The focus of the documentary is largely to highlight the latent rising interest in Hugh and his work, and it’s not hard to draw similarities between that sort of under-appreciation and, well, most any indie rock band, but for anyone familiar with E’s back story, this sort of revelation has a particular pertinence. One of the common complaints about Eels is that their music isn’t exactly cheery, drawing from very personal and very tragic details of Mark’s life -- for those who don’t know, in brief: a reclusive father who died at the age of 51, a schizophrenic sister who committed suicide, and a mother who died of cancer -- but while overwrought calamity might be done to death in indie rock, if anyone has the resume to pull it off it would certainly be E.

So while Parallel Worlds is mostly about Hugh and his work, it also focuses heavily on the undertones of a son not just posthumously coming to terms with his father, but in many ways meeting the man for the first time.

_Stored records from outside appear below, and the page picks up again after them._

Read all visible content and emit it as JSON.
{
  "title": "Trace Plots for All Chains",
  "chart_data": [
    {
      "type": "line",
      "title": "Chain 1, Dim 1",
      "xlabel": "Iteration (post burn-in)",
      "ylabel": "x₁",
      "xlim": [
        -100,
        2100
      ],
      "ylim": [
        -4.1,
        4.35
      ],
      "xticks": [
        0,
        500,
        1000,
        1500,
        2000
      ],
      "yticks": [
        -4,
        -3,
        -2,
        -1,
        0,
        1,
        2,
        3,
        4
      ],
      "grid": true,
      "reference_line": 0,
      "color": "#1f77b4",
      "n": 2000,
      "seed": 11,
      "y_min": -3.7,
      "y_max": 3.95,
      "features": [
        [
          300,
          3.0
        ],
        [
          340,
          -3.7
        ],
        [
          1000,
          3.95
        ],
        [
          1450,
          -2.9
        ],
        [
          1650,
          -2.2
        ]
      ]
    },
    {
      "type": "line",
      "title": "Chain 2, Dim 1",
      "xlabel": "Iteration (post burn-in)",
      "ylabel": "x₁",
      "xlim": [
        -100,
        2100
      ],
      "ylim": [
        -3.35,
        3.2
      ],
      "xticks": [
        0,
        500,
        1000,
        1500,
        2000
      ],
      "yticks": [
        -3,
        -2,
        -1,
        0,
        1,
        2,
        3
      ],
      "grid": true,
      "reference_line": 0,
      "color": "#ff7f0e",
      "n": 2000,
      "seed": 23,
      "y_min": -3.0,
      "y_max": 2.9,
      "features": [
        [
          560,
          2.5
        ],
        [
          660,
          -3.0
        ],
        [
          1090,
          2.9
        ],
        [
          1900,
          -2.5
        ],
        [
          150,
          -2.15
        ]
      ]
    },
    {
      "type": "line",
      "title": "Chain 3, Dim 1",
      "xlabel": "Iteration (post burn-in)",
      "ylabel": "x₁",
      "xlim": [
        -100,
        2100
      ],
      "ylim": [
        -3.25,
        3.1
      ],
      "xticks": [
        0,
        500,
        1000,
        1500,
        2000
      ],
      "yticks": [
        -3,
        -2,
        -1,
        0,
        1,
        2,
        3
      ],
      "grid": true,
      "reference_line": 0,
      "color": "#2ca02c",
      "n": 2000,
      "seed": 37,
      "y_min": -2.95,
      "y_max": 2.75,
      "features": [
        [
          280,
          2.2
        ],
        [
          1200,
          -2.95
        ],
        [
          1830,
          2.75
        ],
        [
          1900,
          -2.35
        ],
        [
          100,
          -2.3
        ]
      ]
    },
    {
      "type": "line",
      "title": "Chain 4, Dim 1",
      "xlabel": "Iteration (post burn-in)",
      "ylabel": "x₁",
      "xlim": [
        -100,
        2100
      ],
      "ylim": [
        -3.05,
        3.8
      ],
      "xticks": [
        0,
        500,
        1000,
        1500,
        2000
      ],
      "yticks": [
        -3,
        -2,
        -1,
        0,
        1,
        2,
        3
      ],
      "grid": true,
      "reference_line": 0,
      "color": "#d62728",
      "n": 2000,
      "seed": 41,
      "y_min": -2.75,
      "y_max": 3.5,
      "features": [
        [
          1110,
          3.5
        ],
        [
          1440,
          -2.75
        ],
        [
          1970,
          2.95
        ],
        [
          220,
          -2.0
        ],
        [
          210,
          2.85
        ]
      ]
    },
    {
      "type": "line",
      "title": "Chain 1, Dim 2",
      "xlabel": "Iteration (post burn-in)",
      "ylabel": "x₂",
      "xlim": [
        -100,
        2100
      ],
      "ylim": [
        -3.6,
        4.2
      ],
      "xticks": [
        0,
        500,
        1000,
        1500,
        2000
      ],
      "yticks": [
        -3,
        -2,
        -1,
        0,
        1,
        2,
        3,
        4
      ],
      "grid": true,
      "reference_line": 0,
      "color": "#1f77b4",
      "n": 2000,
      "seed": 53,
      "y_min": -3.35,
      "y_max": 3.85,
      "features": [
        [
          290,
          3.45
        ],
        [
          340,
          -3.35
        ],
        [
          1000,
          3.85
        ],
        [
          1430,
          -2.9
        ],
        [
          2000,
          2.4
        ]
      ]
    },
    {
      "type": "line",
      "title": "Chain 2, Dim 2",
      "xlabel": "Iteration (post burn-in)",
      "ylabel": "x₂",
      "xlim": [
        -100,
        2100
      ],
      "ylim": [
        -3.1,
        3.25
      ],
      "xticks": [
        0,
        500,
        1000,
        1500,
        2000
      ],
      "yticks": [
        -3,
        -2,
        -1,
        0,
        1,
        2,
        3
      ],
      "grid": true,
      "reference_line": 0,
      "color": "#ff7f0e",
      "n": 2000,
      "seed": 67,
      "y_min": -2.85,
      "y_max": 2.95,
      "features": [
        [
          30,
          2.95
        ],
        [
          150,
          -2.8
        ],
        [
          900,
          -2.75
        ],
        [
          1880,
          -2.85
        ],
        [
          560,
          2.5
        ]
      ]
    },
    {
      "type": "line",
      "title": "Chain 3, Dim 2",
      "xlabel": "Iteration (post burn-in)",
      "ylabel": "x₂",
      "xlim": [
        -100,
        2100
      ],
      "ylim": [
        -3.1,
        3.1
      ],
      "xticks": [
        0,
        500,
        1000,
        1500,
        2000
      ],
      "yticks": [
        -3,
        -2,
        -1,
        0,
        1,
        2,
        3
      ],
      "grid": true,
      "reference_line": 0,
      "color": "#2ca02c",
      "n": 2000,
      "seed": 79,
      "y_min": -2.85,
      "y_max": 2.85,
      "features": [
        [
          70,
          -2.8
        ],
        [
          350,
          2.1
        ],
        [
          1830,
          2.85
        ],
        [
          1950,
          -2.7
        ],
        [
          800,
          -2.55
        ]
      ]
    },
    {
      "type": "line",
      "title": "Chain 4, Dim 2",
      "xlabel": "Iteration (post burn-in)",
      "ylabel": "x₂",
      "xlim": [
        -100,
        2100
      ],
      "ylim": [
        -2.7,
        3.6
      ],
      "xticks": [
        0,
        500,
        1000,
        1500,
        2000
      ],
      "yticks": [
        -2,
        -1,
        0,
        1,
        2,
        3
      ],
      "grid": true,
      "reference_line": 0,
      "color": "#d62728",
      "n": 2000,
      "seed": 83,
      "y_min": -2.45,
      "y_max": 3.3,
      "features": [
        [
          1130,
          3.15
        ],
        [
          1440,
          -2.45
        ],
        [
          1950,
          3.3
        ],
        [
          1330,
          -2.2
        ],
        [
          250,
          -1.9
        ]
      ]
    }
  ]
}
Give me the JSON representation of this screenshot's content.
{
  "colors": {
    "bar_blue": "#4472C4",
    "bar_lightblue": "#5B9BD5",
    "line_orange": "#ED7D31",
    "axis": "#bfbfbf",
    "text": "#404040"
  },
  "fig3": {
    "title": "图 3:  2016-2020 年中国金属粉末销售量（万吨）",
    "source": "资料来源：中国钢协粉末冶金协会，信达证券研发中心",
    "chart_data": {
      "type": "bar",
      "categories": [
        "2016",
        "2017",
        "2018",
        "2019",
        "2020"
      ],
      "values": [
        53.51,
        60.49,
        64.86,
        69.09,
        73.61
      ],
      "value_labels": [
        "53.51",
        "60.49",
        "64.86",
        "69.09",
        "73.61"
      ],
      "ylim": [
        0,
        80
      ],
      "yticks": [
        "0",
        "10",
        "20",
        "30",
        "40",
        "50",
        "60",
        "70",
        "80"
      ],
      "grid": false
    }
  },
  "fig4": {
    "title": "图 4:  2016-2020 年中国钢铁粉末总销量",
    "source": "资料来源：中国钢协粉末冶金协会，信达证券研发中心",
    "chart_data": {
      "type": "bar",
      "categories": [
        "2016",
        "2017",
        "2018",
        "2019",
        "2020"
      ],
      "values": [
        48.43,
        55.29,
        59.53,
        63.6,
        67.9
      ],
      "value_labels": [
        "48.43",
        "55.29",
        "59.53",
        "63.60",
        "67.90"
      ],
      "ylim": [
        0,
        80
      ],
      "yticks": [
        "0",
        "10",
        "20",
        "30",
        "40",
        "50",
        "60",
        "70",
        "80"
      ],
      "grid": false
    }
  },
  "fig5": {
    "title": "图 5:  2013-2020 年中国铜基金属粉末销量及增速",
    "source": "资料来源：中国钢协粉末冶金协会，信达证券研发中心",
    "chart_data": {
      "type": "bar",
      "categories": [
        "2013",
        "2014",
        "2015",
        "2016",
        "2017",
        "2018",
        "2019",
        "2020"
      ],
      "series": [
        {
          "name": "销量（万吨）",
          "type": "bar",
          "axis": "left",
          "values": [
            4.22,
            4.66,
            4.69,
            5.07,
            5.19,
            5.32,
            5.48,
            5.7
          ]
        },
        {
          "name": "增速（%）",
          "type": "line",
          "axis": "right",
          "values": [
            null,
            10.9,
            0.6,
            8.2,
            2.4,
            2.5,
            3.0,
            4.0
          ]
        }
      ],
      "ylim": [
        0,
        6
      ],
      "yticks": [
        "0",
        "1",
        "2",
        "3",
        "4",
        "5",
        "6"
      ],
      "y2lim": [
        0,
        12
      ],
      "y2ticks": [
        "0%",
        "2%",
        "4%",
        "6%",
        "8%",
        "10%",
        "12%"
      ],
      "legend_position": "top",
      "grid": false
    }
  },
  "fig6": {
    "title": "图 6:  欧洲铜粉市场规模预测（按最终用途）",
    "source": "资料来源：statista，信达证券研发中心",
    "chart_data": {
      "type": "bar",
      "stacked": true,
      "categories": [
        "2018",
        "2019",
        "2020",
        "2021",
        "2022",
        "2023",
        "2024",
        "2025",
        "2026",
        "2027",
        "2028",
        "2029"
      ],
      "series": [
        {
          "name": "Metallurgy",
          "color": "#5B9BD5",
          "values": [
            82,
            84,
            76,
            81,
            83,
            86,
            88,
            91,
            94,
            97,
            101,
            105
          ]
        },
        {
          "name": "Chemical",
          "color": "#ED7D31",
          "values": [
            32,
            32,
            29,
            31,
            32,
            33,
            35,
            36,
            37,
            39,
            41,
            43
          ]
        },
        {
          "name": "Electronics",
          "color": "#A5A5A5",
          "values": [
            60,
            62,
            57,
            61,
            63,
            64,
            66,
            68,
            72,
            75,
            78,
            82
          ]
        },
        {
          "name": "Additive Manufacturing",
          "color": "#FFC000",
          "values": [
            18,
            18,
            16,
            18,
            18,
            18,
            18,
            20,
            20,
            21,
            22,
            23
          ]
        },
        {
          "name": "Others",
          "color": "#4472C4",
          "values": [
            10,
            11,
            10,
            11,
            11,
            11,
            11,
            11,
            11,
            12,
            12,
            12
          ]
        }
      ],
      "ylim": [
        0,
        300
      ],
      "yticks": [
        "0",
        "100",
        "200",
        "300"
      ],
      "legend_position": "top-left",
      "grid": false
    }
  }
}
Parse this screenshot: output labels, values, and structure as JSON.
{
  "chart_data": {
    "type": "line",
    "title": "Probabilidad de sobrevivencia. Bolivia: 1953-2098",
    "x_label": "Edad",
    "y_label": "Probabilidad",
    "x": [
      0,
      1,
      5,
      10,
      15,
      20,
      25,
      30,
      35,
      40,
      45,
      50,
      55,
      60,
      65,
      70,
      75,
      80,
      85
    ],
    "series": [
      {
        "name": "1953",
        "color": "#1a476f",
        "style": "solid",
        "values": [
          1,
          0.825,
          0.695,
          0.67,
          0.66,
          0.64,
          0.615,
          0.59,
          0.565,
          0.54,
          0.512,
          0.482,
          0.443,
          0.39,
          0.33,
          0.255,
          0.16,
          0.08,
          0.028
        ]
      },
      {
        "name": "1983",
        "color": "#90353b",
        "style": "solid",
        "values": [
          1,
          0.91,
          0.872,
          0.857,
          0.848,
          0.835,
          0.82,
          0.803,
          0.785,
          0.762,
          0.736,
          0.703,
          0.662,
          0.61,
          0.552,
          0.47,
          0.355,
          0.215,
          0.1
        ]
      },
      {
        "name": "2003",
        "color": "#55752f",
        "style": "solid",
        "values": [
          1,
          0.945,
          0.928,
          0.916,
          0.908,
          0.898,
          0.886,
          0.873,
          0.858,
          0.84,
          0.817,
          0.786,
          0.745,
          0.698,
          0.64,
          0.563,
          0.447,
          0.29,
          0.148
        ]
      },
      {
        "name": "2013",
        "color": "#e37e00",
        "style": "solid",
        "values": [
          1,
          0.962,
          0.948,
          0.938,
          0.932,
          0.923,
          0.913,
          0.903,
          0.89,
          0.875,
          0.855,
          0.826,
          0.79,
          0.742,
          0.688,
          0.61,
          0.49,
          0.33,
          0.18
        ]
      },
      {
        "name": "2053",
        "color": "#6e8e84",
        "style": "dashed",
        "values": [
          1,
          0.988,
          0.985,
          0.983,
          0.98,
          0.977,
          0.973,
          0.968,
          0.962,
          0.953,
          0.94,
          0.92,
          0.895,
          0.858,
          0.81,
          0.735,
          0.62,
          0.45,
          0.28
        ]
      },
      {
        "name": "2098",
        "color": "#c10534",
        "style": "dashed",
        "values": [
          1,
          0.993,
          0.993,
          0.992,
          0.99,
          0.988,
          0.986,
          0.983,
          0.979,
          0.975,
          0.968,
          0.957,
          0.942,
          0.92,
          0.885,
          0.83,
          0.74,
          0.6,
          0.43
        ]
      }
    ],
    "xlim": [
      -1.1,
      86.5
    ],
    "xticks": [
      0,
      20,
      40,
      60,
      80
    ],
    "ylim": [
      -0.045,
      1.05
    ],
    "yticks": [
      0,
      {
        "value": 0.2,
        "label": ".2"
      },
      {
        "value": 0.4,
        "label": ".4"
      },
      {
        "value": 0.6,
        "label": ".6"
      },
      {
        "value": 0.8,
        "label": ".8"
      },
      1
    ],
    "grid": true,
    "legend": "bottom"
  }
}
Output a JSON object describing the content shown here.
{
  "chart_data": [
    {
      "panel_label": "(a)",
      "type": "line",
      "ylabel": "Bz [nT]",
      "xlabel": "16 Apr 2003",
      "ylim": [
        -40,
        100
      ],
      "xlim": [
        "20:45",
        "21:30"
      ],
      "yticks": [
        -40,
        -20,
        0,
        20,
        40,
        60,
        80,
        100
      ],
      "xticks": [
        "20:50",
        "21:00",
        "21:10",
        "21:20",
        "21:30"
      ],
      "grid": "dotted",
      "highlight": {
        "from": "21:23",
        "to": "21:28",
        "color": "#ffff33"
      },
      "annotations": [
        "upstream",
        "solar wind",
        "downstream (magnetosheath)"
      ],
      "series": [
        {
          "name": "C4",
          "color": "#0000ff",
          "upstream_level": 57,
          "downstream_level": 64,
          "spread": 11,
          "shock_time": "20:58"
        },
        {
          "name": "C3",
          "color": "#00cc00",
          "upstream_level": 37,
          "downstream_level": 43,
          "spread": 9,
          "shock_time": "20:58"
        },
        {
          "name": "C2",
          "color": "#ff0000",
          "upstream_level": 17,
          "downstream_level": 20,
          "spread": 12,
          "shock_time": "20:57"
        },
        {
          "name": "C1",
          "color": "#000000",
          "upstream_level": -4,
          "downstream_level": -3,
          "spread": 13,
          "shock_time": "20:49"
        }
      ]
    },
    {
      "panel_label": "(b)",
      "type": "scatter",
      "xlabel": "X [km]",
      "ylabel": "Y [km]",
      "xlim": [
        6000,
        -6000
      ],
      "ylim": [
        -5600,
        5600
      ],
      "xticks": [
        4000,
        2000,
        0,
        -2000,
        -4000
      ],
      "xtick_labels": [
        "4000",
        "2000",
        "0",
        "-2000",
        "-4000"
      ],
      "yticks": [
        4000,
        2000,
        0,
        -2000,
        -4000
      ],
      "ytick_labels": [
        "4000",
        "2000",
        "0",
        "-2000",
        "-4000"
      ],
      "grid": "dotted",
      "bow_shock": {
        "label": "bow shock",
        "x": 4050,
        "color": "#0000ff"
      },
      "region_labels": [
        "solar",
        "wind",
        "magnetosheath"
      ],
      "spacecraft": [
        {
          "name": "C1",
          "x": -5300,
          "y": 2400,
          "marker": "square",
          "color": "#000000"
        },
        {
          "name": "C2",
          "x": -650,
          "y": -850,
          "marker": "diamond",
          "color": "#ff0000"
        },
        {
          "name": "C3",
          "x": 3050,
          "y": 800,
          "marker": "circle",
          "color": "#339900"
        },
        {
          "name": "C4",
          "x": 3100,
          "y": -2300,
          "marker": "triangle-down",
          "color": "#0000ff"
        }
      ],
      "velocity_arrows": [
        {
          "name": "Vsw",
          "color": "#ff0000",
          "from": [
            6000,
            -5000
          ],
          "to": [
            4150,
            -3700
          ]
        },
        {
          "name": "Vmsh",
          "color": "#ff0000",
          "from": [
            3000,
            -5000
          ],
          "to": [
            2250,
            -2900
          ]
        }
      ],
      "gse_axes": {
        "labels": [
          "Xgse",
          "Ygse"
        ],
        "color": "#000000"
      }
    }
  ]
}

This is what makes the documentary worth watching, and what makes it particularly apt for Eels fans: in many ways Mark’s search for and finding of his father, along with Eels’ last album, Blinking Lights and Revelations, signify an end of an era for the band. For all the work E has done protecting his shtick, framing a picture of himself as the out-of-place “Railroad Man” who feels alienated from this time and in his own skin, it’s hard to keep that up once you’ve supposedly found some form of inner peace. Therefore, the fact that Eels’ new album, Hombre Lobo (12 Songs of Desire), evidences a newfound confidence and attitude is its most satisfying quality.

The album is very much what it advertises itself to be: 12 songs about wanting someone you haven’t got. And though it may seem paradoxical to talk about evoking confidence and forlorn love simultaneously, somehow, awkwardly enough, it all stumbles towards working. But perhaps that is the album’s major fault, that E’s songwriting hasn’t quite caught up to his new self image. While Eels’ lyrics have never been particularly poetic -- at times verging on uncomfortably straightforward -- doozies like “But now I found you and I know that we would be / So very happy if you could only see / That I was made for you, and you were made for me,” are all too prevalent on this record. Nonetheless, other tracks, such as opener “Prizefighter” do hint at renewed ego; though these may be songs about not getting the girl, at least here E sounds like he believes he deserves the girl.

However, in many ways the record is still vintage Eels, full of lo-fi blues riffs, clean-tone electric guitars backed by strings, and E’s signature croaking voice. In fact, it’s all too easy to draw stark similarities between songs from Hombre Lobo and others from just one album ago. Compare the following: “The Longing” = “The Suicide Life”, “Lilac Breeze” = “Hey Man (Now You’re Really Living)”, and “Lilac Breeze” = “Going Fetal”. While E has always carried a distinct sound that he has more or less ridden throughout, now, seven studio albums and a couple ‘solo’ releases, if you caught his two-man-band live show last spring he’s proven that he’s a talented enough musician to diversify. Even if just a little bit.

There’s no denying that Mark Oliver Everett is something of a polarizing musician. You likely either find his shtick charming and unique or a classic example of hipster douchebaggery. But either way, I encourage you to watch the documentary, Parallel Worlds, Parallel Lives, if you ever manage to catch it on the outskirts of public broadcasting. Though it is admittedly a self-serving voyage, I for one found the story of a man who has had a legitimately hard life finding such a striking common ground with his father legitimately compelling, and only the most hardened cynics could deny that.

Though his new album at times trips over itself and suffers from the unfamiliarity and apprehension of beginning anew, it still harbors the same charm that has always made Mr. E such an interesting figure: the fact that he is, indeed, “no ordinary man.”